Secondo un primo orientamento, il ricorso per l’annullamento proposto avverso il primo trasferimento d’ufficio non viene superato dall’eventuale secondo trasferimento d’ufficio frattanto disposto, sicché il ricorrente – assolto l’onere di impugnativa del secondo trasferimento con la proposizione di un ricorso per motivi aggiunti– potrà ancora ottenere una pronuncia nel merito nonché l’eventuale annullamento tanto del primo trasferimento quanto del secondo, ove risulti fondato, com’è ovvio, taluno dei motivi di illegittimità per cui è avanzata la domanda.
Per differente impostazione, invece, il secondo trasferimento d’ufficio, ove sia funzionalmente e strutturalmente autonomo rispetto al primo, è intrinsecamente idoneo a “superare” il primo trasferimento, sicché – anche laddove il ricorrente abbia correttamente impugnato, nel corso del giudizio, il secondo trasferimento con ricorso per motivi aggiunti, in guisa da dimostrare la permanenza dell’interesse all’annullamento del primo trasferimento d’autorità disposto –il ricorso originario non potrà che essere dichiarato improcedibile.
In applicazione di quest’ultimo orientamento, pertanto, una volta appurato che i provvedimenti impugnati non appaiono funzionalmente e strutturalmente collegati tra loro, la sola possibilità che rimane al ricorrente è quella di manifestare l’interesse ai sensi dell’art. 34, comma 3, c.p.a., a mente del quale “quando, nel corso del giudizio, l’annullamento del provvedimento impugnato non risulta più utile per il ricorrente, il giudice accerta l’illegittimità dell’atto se sussiste l’interesse ai fini risarcitori”.
Ne discende che il soggetto trasferito non avrebbe più alcuna possibilità di ottenere l’annullamento del primo trasferimento illegittimo.
In tal modo, dunque, la Pubblica Amministrazione, ove si avvedesse dell’illegittimità dell’operato precedente e constatasse di aver disposto un trasferimento in assenza dei presupposti che lo legittimavano, avrebbe sempre gioco facile nel disporre un nuovo trasferimento, finendo per, da un lato, non incorrere in un controllo giurisdizionale sulla legittimità del suo operato e, dall’altro, impedire unilateralmente al ricorrente di ottenere l’utilità cui aspira, e cioè il ritorno presso la sede di servizio originaria (fermo il solo limite dell’accertamento dell’illegittimità a fini risarcitori, ai sensi dell’art. 34, comma 3, c.p.a.).
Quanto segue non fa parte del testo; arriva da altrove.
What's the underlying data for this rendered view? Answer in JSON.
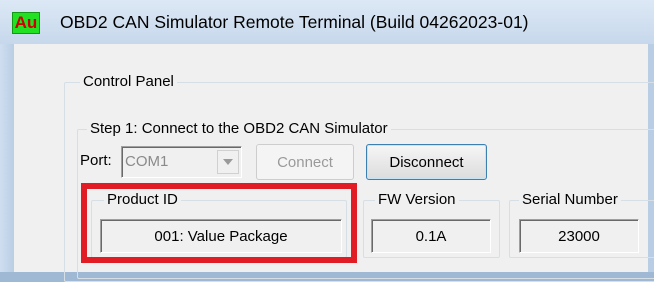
{
  "window": {
    "app_icon_text": "Au",
    "title": "OBD2 CAN Simulator Remote Terminal (Build 04262023-01)"
  },
  "control_panel": {
    "legend": "Control Panel",
    "step1": {
      "legend": "Step 1: Connect to the OBD2 CAN Simulator",
      "port_label": "Port:",
      "port_value": "COM1",
      "connect_label": "Connect",
      "disconnect_label": "Disconnect"
    },
    "product_id": {
      "legend": "Product ID",
      "value": "001: Value Package"
    },
    "fw_version": {
      "legend": "FW Version",
      "value": "0.1A"
    },
    "serial_number": {
      "legend": "Serial Number",
      "value": "23000"
    }
  },
  "colors": {
    "highlight": "#e21c24",
    "title_bar": "#c7d8ec",
    "app_icon_bg": "#22e022",
    "app_icon_text": "#cc0000"
  }
}
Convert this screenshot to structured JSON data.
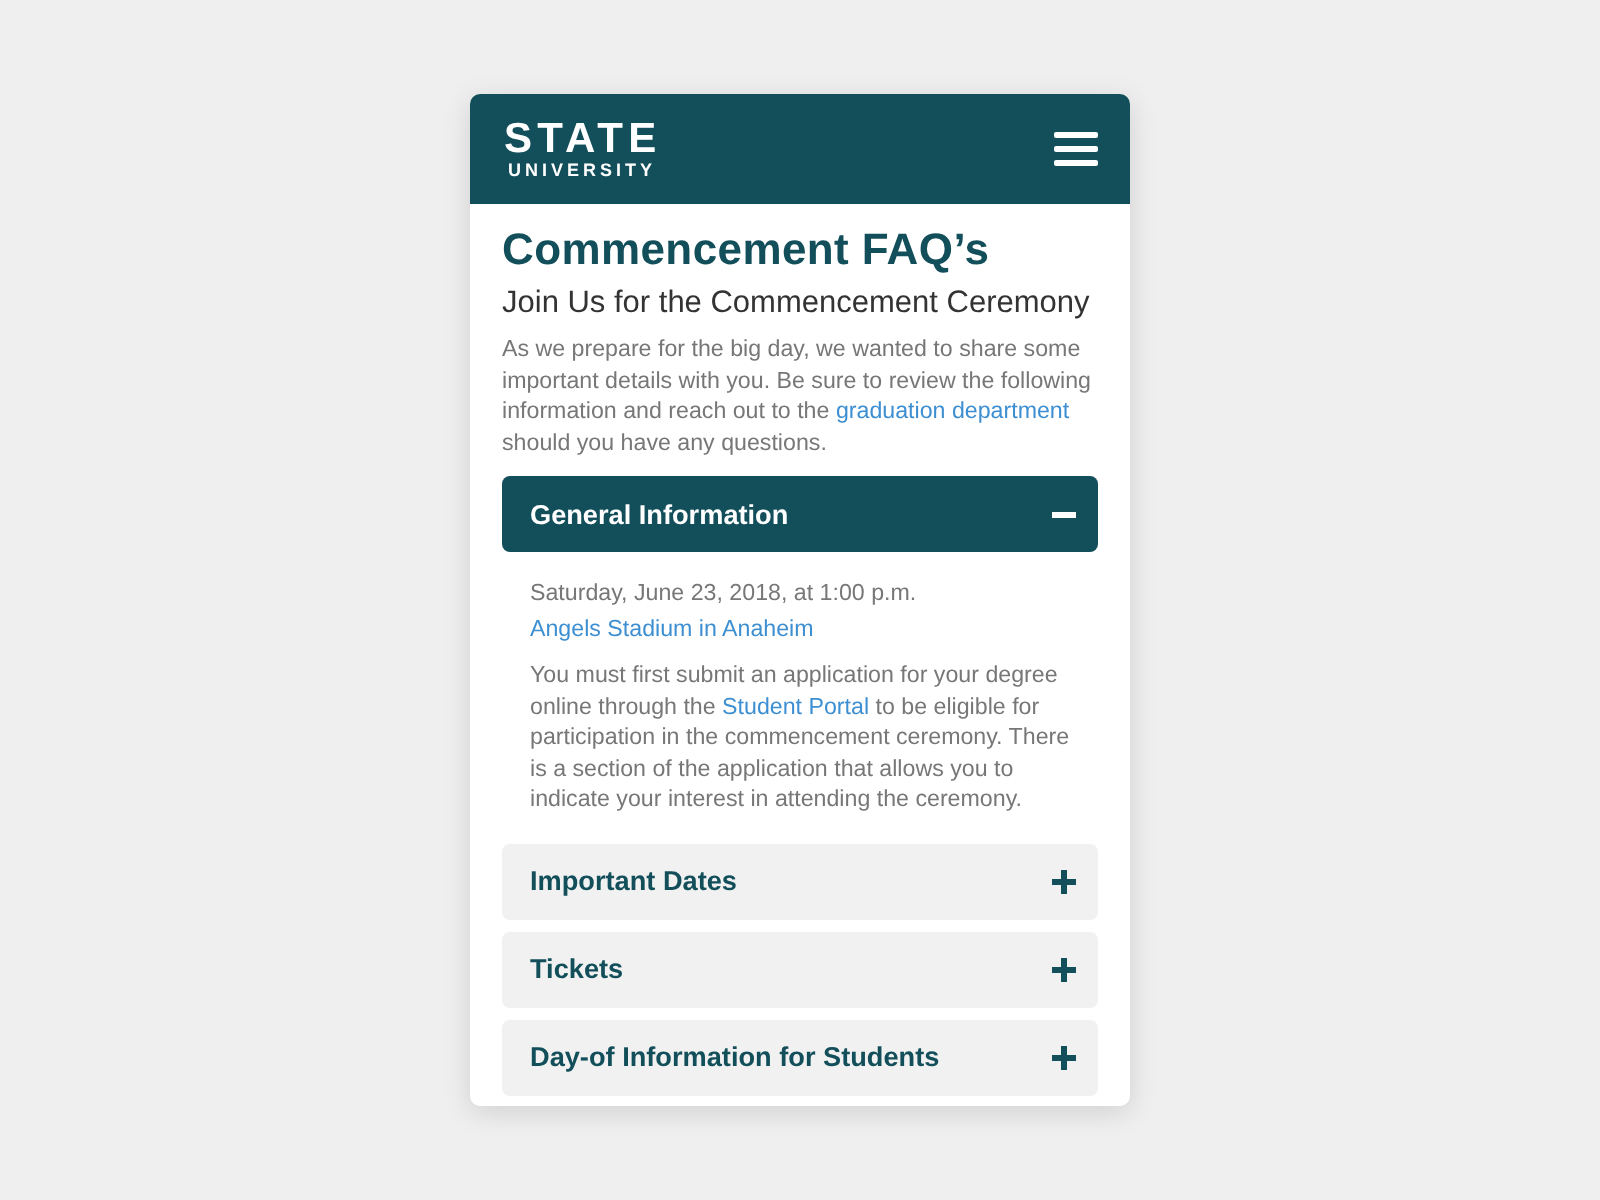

Giova oltretutto segnalare che, nel caso di specie, i motivi aggiunti che verrebbero a configurarsi sono quelli cosiddetti “impropri”, ossia quelli mediante i quali il ricorrente principale o incidentale possono introdurre “domande nuove purché connesse a quelle già proposte”, in conformità all’art. 43, comma 1, c.p.a.
Questa particolare tipologia di motivi aggiunti consente alle parti di impugnare anche un provvedimento diverso da quello censurato con l’atto introduttivo del giudizio, purché ricorra il presupposto della “connessione” tra le domande nuove e quelle proprie del ricorso originario.
Sul punto, una pronuncia del Consiglio di Stato, sez. IV, 29 novembre 2017, n. 5596, ha chiarito che la connessione che legittima la proposizione di motivi aggiunti impropri può essere di tre tipi: 1) di tipo procedimentale o infraprocedimentale, quando essa abbia ad oggetto distinti provvedimenti del medesimo procedimento amministrativo; 2) scaturente dalla reiterazione provvedimentale, che si ha quando l’Amministrazione sostituisce un precedente determinazione provvedimentale con una nuova determinazione, parimenti non satisfattiva della pretesa del ricorrente; 3) relativa all’oggetto del giudizio in senso sostanziale: in siffatta ipotesi si ammette la proposizione di motivi aggiunti avverso provvedimenti che non risultano connessi agli atti precedentemente impugnati, ma che sono idonei ad incidere sul medesimo bene della vita cui aspira il ricorrente.
È proprio la terza ipotesi di connessione che viene in rilievo in un caso di plurimi trasferimenti che si susseguono.
Ebbene, avallando il secondo degli orientamenti suesposti, si giunge a non consentire in alcun modo al ricorrente di far rientro nella sede di servizio originaria, sede dalla quale il predetto sostiene essere stato trasferito illegittimamente.
In altri termini, la seconda impostazione ermeneutica impedisce di default al ricorrente di conseguire l’utilità finale cui aspira, negandogli di ottenere l’annullamento del primo provvedimento, e questo nonostante l’istituto dei motivi aggiunti impropri -in particolare quello caratterizzato dal presupposto della connessione relativa all’oggetto in senso sostanziale – sia pensato proprio a garanzia del bene della vita per l’ottenimento del quale si è proposto il primo ricorso.
In conclusione, ciò che si intende dire è che, per fare un esempio: a) il soggetto trasferito d’ufficio ed illegittimamente da Catania a Milano può proporre ricorso per l’annullamento del provvedimento, ma dovrà sperare che l’Amministrazione non lo trasferisca frattanto in altra sede; b) ove venisse nuovamente trasferito, facendo una stretta applicazione del secondo orientamento giurisprudenziale in commento, il soggetto potrà proporre ricorso per motivi aggiunti avverso il secondo trasferimento, ma non potrà in alcun modo evitare una pronuncia di sopravvenuta carenza di interesse all’annullamento del primo trasferimento, dovendosi intendere quest’ultimo “superato” dal secondo; c) inutili appariranno dunque i motivi aggiunti di cui alla lettera b), giacché mai il ricorrente potrà ottenere il bene della vita cui aspira, ossia il ritorno presso la sede da cui la successione dei trasferimenti ha avuto inizio; d) oltretutto, laddove i Giudici appurassero che il secondo trasferimento è illegittimo e lo annullassero, accogliendo dunque il solo ricorso per motivi aggiunti, il ricorrente finirebbe per ottenere un’utilità non coincidente con quella per cui ha deciso di dare avvio al giudizio e per cui ha sostenuto le spese legali necessarie, dato che potrebbe far ritorno – richiamando le sedi sopra citate a mero titolo esemplificativo – nella sede di Milano, ma non in quella di Catania.